Methodology and Instrumentation

Cell Preparation:

• Certified reference lyophilized yeast (SELM-1 CRM) resuspended in water.
• Two centrifuge washes and dilution to ~50,000 cells/mL (verified by flow cytometry).

Instrumentation and Software:

• Thermo Scientific iCAP TQ ICP-MS with MicroMist™ HE U-Series nebulizer and total consumption spray chamber (Glass Expansion).
• Chemyx™ Fusion 100-X syringe pump for stable low-flow sample introduction (~10 µL/min).
• Thermo Scientific Qtegra™ ISDS Software with scQuant Plug-in for instrument control, data acquisition, and signal integration.
• Reaction cell operated in TQ-O2 mode to convert 31P+ to 31P16O+ and 80Se+ to 80Se16O+ to eliminate polyatomic interferences.
• Time-resolved analysis with 5 ms dwell time over 240 s total per run (including uptake and wash).
• Transport efficiency determined via 30 nm gold nanoparticles at 65 %.
• Detection limits ~0.2 µg/L for selenium (≈0.17 fg per cell).

Main Results and Discussion

Cell Counting and Detection Efficiency:

• Phosphorus signals corresponded to 68 % of flow-cytometry counts, reflecting transport efficiency.
• Selenium was detected in approximately 57 % of cells above the detection threshold.

Quantitative Element Mass per Cell:

• Phosphorus: mean ~37.0 fg/cell (median 30.9 fg; range 12–164 fg; SD ±23.1 fg).
• Selenium: mean ~18.6 fg/cell (median 16.8 fg; range 2.5–72.5 fg; SD ±12.5 fg).

Distribution Patterns:

• Phosphorus exhibited a broad distribution reflecting variable cell size and DNA content.
• Selenium distribution was narrower but evident only in a subset of cells, highlighting heterogeneity in selenium uptake or incorporation.

Visualization:

• Raw time-resolved signals show discrete transient peaks for each cell.
• Histogram and box-plot representations enable rapid assessment of population variability.

Benefits and Practical Applications

• Rapid quantification of trace elements in individual cells without chromatographic separation.
• Insights into cell population heterogeneity for process monitoring in fermentation and supplement production.
• Potential to screen cell-by-cell responses to trace element supplementation or stress.
• Integration into existing ICP-MS workflows via software-controlled sample delivery and data analysis.

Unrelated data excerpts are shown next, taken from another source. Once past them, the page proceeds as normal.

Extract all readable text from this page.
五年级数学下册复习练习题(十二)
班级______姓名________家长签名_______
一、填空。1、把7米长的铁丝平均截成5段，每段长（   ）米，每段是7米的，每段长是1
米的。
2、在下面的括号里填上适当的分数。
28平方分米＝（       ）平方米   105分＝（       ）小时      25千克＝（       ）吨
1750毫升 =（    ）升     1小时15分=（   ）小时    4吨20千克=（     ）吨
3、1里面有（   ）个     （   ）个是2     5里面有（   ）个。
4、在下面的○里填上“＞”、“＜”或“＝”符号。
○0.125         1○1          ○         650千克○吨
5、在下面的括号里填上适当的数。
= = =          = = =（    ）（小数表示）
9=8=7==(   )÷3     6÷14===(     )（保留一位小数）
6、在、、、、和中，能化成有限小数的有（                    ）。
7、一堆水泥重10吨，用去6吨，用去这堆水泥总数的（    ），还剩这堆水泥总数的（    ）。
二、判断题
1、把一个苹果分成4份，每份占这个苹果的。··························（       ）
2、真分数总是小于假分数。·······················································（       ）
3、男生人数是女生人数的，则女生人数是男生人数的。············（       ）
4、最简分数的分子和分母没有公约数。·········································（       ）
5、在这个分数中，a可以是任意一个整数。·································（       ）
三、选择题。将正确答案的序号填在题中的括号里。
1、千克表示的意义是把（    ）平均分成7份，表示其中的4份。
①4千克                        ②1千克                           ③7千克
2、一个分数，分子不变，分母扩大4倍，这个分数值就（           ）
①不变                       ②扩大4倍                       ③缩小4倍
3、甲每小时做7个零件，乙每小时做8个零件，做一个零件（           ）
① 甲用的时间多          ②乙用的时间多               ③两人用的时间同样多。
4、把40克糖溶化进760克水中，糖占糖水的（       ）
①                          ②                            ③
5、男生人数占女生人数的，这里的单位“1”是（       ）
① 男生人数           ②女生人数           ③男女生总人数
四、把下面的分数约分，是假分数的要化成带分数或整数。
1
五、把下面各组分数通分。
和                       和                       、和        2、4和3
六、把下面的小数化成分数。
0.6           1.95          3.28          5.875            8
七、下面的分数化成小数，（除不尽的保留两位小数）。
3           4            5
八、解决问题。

Future Trends and Opportunities

Advances may include higher throughput via droplet generation, integration with separation techniques for speciation at the single-cell level, multi-isotope profiling, and coupling with imaging mass spectrometry to link elemental data with cellular morphology.

Such developments will further expand our understanding of trace element biology and enhance quality control in biopharmaceutical and nutraceutical manufacturing.

Conclusion

Single-cell ICP-MS using the iCAP TQ platform and scQuant Plug-in enables quantitative analysis of phosphorus and selenium at the individual cell level, uncovering population heterogeneity and delivering valuable insights for biological research and industrial applications.

References

1. Klein EA. Selenium and vitamin E cancer prevention trial; Ann. N.Y. Acad. Sci. 2004, 1031, 234–241.
2. Gilbert-López B, Dernovics M, Moreno-González D, Molina-Díaz A, García-Reyes JF. Detection of over 100 selenium metabolites in selenized yeast by liquid chromatography electrospray time-of-flight mass spectrometry; J. Chromatogr. B 2017, 1060, 84–90.
3. Álvarez-Fernández García R, Corte-Rodríguez M, Macke M, LeBlanc KL, Mester Z, Montes-Bayón M, Bettmer J. Addressing the presence of biologic selenium nanoparticles in yeast cells: analytical strategies based on ICP-TQ-MS; Analyst 2020, 145, 1457–1465.